Saturday, September 12, 2009

Maiden Third

Once upon a time, there was a young girl who loved her father very much. She was a beautiful young girl with a free spirit. She was vivacious, becoming, astute, and pleasing. She was wilful and passionate, strong and affectionate.
She also had a perversity of nature that would wish to attempt a feat the moment it was forbidden.
Her father was a strong man with a will of iron. He was just, and he loved her. He held very strongly to high ideals that he could argue back to the Holy Book itself, and its inerrability was his vanguard. He was immoveable. To lower that guard was to deny the Book itself, and he held his ideals with the passion of a Crusader.
She wanted only to be free. She wanted to stretch her wings and let the current lift her. She wanted to be drawn, and not pressed; she wanted to be hungered, not harried. She wanted to be motivated by love, not duty.
As for her father, his duty was his love, and his love was his duty. He could not separate the two. They were one and the same to him.
He believed that there was enmity in the heart of every man, and that the laying down of the law would reveal the rebellion.
So he laid down the law for his daughter and unveiled her rebellion. Then he took it to task and attempted to deal with it.
She fought and refused to submit. She could not see that love could come after duty, and he refused to acknowledge love without obedience.

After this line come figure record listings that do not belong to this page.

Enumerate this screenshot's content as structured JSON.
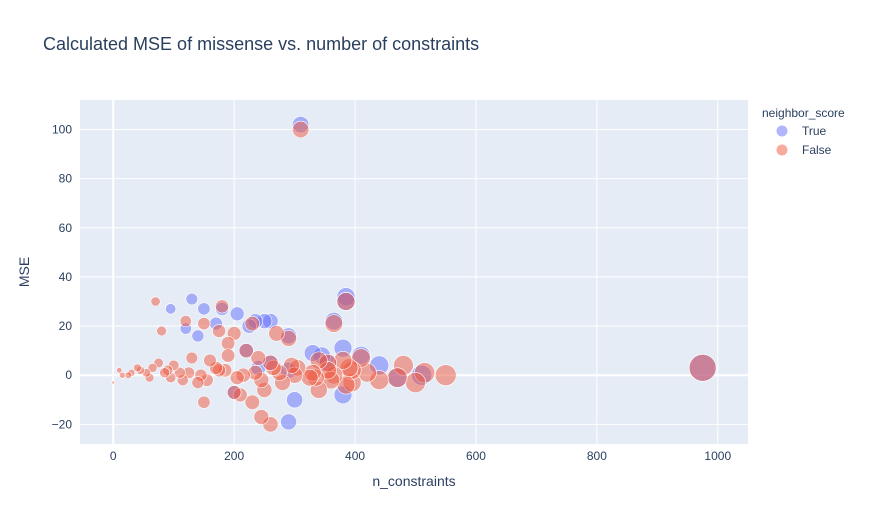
{
  "chart_data": {
    "type": "scatter",
    "title": "Calculated MSE of missense vs. number of constraints",
    "xlabel": "n_constraints",
    "ylabel": "MSE",
    "xlim": [
      -55,
      1050
    ],
    "ylim": [
      -28,
      112
    ],
    "x_ticks": [
      0,
      200,
      400,
      600,
      800,
      1000
    ],
    "y_ticks": [
      -20,
      0,
      20,
      40,
      60,
      80,
      100
    ],
    "grid": true,
    "legend": {
      "title": "neighbor_score",
      "position": "top-right",
      "entries": [
        "True",
        "False"
      ]
    },
    "marker_size_encodes": "n_constraints",
    "series": [
      {
        "name": "True",
        "color": "#636efa",
        "opacity": 0.5,
        "x": [
          310,
          385,
          385,
          365,
          290,
          290,
          250,
          260,
          205,
          180,
          150,
          130,
          120,
          95,
          170,
          235,
          225,
          345,
          355,
          380,
          330,
          140,
          410,
          975,
          510,
          470,
          440,
          380,
          300,
          200,
          220,
          260,
          240,
          290
        ],
        "y": [
          102,
          32,
          30,
          22,
          16,
          -19,
          22,
          22,
          25,
          27,
          27,
          31,
          19,
          27,
          21,
          22,
          20,
          8,
          5,
          11,
          9,
          16,
          8,
          3,
          0,
          -1,
          4,
          -8,
          -10,
          -7,
          10,
          5,
          3,
          2
        ]
      },
      {
        "name": "False",
        "color": "#ef553b",
        "opacity": 0.5,
        "x": [
          310,
          385,
          365,
          290,
          260,
          245,
          230,
          180,
          175,
          200,
          190,
          120,
          80,
          70,
          150,
          270,
          340,
          390,
          410,
          420,
          380,
          355,
          470,
          500,
          515,
          550,
          975,
          440,
          480,
          395,
          360,
          330,
          300,
          280,
          250,
          220,
          190,
          160,
          130,
          100,
          75,
          55,
          40,
          25,
          10,
          0,
          85,
          115,
          145,
          175,
          205,
          235,
          265,
          295,
          325,
          355,
          385,
          240,
          260,
          340,
          210,
          170,
          140,
          110,
          90,
          60,
          30,
          15,
          45,
          65,
          95,
          125,
          155,
          185,
          215,
          245,
          275,
          305,
          335,
          365,
          395,
          230,
          200,
          150
        ],
        "y": [
          100,
          30,
          21,
          15,
          -20,
          -17,
          21,
          28,
          18,
          17,
          13,
          22,
          18,
          30,
          21,
          17,
          6,
          3,
          7,
          1,
          6,
          5,
          -1,
          -3,
          1,
          0,
          3,
          -2,
          4,
          -3,
          -2,
          1,
          0,
          -3,
          -6,
          10,
          8,
          6,
          7,
          4,
          5,
          1,
          3,
          0,
          2,
          -3,
          1,
          -2,
          0,
          2,
          -1,
          1,
          3,
          4,
          -1,
          2,
          -4,
          7,
          5,
          -6,
          -8,
          3,
          -3,
          1,
          2,
          -1,
          1,
          0,
          2,
          3,
          -1,
          1,
          -2,
          2,
          0,
          -2,
          1,
          3,
          -1,
          0,
          2,
          -11,
          -7,
          -11
        ]
      }
    ]
  }
}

She fled his home and continued her life away. He watched with growing alarm as her love and her passion led her again and again to the edge of the precipice of morality.
Wild as it was, her heart was a faithful one, and she clung to the faith of her childhood. Then with all the intense passion of her heart, she fell in love with a young man that abused her trust.
In despair, her father tried again and again to redeem her from her faults. He repeatedly laid down the principles, and he continued to encounter her rebellion.
She would not trust him, and he would not relent. She felt stifled, and he desperately wanted her to see what he saw. The battle of wills was always foremost. He would not discuss or renege any of his ideals unless she submitted her will, and she would not give her will to be driven where it could have been led. Each refused to die. They disdained to lay down arms and surrender, for each held the right. They were constantly at an impasse, and finally each broke the heart of the other.